Properties of characters
An array of 256 Boolean values determines a character-class. For example, the upper-case characters, the control-characters, and so on. Given a character-class and an index i we may ask whether the i-th character belongs to that class. So each class determines a pattern which succeeds on the longest prefix of the text whose characters belong to that class.
The largest character-class, that contains any character, is often denoted by a dot.
The notation
[ABC... ]
Is often used for the union of the character classes A,B,C,...
and
[^ABC... ]
For the negation of that union.
String Patterns
If s is a string, we have the pattern that matches only those texts that have s as a prefix.

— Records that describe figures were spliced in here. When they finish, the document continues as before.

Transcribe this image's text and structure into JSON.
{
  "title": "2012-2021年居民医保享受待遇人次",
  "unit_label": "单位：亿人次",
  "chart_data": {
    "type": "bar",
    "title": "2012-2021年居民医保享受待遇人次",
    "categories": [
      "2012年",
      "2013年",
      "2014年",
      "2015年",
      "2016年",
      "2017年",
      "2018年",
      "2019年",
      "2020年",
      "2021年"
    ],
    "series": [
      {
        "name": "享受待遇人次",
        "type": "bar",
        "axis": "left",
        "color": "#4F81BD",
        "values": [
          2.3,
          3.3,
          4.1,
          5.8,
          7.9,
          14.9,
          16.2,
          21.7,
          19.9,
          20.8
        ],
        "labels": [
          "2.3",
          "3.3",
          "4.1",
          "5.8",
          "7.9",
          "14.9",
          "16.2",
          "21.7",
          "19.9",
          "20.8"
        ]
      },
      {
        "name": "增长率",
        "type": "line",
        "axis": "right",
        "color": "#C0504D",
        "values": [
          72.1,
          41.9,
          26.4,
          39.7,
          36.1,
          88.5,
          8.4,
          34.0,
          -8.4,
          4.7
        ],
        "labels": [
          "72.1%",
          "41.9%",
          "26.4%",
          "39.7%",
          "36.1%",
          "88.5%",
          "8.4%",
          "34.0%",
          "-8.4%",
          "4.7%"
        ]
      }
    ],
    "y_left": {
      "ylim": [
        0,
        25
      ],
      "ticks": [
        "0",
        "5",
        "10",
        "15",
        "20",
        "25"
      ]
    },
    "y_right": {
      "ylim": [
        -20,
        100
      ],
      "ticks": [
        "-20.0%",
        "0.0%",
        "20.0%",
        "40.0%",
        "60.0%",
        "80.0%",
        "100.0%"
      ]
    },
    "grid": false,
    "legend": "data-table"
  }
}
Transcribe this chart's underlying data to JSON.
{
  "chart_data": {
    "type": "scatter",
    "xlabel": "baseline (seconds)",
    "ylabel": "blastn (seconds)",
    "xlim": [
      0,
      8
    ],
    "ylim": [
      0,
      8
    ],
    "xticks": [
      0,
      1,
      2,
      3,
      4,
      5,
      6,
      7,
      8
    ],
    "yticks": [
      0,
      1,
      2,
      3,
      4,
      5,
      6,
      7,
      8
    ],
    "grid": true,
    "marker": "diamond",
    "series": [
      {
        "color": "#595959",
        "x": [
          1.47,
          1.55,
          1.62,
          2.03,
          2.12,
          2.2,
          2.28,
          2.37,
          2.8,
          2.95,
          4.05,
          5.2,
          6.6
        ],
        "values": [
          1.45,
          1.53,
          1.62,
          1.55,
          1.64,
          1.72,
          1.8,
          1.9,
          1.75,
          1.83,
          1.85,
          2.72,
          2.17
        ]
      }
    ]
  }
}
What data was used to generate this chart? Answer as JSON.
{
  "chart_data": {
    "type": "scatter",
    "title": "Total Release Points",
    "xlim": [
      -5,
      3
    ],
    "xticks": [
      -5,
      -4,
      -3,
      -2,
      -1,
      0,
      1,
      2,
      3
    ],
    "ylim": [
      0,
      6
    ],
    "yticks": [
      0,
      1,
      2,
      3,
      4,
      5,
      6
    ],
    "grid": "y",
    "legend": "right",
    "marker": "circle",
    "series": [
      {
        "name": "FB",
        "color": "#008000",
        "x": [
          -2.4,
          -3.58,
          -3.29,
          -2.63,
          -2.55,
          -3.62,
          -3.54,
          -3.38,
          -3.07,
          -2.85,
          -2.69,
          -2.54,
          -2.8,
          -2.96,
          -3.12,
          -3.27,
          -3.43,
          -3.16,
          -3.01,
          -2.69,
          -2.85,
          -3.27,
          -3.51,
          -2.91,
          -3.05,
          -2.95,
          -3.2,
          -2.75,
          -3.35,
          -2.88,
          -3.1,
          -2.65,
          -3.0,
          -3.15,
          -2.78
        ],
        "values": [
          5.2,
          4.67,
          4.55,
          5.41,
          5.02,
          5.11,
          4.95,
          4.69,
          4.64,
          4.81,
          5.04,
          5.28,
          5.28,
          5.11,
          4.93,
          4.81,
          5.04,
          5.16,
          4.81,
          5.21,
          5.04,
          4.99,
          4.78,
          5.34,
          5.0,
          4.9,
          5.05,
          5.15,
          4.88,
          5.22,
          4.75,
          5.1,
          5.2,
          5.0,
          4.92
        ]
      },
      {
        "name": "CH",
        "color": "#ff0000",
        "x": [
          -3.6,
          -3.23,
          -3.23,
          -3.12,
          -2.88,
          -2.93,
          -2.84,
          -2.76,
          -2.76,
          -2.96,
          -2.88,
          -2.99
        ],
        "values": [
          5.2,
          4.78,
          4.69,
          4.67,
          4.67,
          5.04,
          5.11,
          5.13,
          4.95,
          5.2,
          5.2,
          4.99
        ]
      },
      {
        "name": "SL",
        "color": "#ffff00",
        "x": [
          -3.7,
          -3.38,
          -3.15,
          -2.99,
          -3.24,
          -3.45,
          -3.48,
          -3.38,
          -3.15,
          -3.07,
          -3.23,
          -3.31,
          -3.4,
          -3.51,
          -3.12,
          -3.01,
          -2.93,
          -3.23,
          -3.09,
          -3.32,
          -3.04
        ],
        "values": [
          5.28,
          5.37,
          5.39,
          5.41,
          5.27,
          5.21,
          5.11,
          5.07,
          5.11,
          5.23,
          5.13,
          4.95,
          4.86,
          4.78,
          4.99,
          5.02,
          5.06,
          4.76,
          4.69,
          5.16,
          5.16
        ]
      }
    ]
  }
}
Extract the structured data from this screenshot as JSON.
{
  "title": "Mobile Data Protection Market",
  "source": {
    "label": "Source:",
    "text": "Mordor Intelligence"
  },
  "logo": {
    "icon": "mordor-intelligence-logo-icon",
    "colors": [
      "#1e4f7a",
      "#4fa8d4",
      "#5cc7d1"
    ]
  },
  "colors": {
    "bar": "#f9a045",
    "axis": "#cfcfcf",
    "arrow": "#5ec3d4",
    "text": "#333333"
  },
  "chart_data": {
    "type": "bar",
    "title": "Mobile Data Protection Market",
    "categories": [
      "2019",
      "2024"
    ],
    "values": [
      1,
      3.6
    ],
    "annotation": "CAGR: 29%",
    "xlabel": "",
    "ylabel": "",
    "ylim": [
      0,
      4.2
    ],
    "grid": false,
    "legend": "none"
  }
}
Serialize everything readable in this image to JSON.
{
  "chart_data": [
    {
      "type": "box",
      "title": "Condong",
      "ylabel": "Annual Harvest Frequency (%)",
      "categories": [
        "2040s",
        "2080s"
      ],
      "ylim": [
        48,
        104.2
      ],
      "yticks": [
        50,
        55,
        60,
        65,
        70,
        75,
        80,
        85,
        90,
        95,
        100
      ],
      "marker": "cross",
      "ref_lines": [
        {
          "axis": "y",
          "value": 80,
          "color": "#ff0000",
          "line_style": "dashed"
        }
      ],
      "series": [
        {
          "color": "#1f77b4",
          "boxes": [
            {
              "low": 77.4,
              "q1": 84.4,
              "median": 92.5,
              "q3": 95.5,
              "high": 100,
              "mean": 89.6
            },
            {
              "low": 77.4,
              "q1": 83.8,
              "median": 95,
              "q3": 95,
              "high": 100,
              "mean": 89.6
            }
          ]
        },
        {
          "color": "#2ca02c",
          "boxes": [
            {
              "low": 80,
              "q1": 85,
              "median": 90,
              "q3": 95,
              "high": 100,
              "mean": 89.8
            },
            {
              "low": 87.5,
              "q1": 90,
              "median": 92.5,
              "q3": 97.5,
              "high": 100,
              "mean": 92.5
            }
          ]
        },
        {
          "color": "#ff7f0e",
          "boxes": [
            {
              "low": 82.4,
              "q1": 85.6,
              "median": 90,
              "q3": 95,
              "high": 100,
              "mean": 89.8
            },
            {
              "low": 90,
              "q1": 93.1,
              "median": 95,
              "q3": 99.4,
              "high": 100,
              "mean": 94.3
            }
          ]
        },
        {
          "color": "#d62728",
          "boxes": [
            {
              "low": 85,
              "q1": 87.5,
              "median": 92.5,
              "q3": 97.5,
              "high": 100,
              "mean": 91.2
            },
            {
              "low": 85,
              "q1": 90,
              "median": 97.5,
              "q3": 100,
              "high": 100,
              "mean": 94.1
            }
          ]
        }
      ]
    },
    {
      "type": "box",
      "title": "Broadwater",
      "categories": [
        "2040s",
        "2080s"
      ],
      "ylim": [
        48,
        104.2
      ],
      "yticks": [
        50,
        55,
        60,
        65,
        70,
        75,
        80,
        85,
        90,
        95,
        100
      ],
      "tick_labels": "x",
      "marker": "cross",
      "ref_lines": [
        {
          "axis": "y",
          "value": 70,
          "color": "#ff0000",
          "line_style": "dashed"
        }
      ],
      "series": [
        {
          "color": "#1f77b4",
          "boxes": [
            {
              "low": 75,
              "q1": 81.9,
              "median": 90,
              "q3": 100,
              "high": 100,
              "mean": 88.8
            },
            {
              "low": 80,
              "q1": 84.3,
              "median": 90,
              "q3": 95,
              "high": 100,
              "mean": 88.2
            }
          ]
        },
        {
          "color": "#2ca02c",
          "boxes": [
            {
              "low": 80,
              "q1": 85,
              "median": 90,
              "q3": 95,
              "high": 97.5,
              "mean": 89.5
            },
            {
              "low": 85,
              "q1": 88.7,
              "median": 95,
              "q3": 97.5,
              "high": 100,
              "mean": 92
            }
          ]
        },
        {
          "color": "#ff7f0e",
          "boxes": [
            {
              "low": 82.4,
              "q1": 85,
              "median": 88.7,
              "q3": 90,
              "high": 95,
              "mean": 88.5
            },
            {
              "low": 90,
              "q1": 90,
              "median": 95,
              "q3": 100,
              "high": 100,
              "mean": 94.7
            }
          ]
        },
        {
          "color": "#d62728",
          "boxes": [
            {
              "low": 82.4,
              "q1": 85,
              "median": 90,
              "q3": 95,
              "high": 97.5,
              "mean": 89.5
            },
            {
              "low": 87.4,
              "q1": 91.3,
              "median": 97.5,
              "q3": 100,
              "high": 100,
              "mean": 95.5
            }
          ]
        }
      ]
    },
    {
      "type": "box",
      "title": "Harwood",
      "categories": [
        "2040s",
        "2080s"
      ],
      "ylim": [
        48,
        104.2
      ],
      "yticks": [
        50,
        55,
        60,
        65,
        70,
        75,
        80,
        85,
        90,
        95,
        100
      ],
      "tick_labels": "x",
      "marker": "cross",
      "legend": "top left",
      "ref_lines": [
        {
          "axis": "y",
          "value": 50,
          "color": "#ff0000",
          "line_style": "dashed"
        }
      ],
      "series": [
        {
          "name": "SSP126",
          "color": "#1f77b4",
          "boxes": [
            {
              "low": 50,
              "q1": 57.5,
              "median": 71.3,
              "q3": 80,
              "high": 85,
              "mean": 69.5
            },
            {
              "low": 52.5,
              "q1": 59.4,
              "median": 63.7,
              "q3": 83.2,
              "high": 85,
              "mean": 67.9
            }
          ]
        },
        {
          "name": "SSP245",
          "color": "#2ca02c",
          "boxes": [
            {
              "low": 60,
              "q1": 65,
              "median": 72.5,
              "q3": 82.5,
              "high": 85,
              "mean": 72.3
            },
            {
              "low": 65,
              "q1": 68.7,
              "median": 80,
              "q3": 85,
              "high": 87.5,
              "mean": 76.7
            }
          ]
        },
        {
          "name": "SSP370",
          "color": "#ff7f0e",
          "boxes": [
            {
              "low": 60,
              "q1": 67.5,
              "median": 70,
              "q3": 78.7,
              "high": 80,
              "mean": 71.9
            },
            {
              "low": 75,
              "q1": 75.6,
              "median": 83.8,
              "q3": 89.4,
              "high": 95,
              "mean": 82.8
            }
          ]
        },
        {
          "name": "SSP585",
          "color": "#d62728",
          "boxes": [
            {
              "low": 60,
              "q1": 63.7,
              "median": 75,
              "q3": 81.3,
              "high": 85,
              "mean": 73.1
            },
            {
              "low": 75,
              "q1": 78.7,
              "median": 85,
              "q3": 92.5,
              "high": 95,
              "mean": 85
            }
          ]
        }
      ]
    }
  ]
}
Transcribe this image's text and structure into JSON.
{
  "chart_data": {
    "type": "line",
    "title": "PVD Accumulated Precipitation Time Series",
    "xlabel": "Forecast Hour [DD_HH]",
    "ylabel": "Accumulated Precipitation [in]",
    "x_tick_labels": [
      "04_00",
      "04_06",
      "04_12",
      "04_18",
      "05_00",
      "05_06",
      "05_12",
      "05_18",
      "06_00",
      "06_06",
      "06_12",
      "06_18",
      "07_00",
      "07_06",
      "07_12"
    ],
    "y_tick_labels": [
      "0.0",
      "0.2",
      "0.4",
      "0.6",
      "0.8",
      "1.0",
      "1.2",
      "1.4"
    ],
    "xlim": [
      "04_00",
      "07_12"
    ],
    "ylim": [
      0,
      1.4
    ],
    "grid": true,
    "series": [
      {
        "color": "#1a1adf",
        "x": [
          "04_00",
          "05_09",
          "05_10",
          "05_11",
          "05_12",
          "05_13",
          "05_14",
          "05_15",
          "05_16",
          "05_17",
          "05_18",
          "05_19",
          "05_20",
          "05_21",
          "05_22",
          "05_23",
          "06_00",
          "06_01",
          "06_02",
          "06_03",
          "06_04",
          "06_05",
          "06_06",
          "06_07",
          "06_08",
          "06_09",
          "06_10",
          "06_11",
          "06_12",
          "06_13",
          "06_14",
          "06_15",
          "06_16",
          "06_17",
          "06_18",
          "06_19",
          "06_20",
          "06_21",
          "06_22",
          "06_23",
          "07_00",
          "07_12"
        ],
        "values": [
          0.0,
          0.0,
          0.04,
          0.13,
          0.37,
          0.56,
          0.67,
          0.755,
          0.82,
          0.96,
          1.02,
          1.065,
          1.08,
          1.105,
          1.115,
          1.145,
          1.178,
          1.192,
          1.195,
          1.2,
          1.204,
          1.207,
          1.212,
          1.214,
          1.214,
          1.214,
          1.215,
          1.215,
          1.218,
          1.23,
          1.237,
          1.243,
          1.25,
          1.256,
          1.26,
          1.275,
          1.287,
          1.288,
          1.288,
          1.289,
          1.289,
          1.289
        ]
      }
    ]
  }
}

match (P(s), text) --> true, text + #s if text starts with s
--> false otherwise
A frequent abuse of notation is to call P(s) simply s. More important
than individual patterns is to consider how patterns can be combined.
Sequence
We can combine patterns in a sequence, each one starting where the previous one left off. This is often thought of as multiplication so notations like A*B or A B are often used. It is associative (but not commutative). If A fails then A*B fails. If A succeeds and
match (A, text) = true, text'
then
match (A*B, text) = match (B, text')
So if B fails A*B will fail but will still update the text pointer to the first character
after the prefix on which A succeeds.
Repetition
If n is a non-negative integer then A^n matches when a sequence of at least A's match, and A^-n matches when a sequence of at most A's match. The standard notations are
A* <--> A^0
A+ <--> A^1
A? <--> A^-1
Negation
!A succeeds only when A fails. The pointer is not updated. Note that !!! has the same effect as !.